Roseville railway station is on the North Shore railway line of the Sydney Trains network. Roseville has a small commercial area beside Roseville railway station on the Pacific Highway and Hill Street.

Roseville has a number of gardens and parks, including Kimo Street Bush, Lower Blue Gum Creek Bush, Loyal Henry Park, Roseville Park, Roseville West Park, and Muston Park.

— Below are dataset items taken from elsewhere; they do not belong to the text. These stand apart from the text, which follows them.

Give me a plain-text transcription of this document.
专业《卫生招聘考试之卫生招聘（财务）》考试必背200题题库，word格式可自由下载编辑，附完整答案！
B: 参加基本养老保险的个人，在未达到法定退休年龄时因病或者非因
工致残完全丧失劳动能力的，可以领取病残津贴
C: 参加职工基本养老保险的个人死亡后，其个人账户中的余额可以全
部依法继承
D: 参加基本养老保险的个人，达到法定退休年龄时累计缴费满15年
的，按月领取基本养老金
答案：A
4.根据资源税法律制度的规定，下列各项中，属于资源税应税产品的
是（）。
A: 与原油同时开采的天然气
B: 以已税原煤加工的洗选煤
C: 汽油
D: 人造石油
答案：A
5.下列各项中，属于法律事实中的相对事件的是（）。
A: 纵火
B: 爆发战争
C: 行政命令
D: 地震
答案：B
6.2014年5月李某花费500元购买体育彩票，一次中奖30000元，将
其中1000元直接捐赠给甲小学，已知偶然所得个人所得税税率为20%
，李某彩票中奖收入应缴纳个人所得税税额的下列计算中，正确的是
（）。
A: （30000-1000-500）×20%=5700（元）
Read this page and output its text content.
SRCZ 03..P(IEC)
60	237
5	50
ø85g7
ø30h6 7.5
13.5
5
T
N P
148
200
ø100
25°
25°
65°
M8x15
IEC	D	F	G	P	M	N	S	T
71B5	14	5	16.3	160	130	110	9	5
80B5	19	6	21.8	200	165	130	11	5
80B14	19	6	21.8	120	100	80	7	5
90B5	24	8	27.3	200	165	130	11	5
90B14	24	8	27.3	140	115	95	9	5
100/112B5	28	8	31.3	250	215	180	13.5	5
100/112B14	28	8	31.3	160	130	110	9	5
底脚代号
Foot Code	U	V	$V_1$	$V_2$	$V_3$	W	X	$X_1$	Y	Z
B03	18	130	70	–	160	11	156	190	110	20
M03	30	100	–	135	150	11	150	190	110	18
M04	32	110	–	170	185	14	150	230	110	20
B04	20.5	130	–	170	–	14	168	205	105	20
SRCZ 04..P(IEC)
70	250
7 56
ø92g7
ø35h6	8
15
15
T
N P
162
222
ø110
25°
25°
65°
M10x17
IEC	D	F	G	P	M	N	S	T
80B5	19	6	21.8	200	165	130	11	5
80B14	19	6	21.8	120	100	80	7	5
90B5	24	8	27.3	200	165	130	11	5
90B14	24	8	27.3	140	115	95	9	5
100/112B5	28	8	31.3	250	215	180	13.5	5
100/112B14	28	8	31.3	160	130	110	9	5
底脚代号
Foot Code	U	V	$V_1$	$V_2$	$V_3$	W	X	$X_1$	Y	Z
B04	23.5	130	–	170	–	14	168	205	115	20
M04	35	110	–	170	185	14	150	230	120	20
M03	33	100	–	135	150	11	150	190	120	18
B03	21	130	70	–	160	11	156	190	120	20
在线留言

Schools in the suburb comprise Roseville Public School and Roseville College. Roseville is also home to several churches: St Luke’s (Roseville) Presbyterian Church, Lord Street; Roseville Uniting Church, Lord Street; The Chinese Christian Assembly of Sydney, Moore Street; and St Andrew's Anglican Church. St Andrew's is on the corner of Hill Street and Bancroft Avenue. Its foundation stone was laid by the Archbishop of Sydney, The Most Rev. H. W. K. Mowll, D.D., 27 April 1935, while the rector was W. J. Roberts.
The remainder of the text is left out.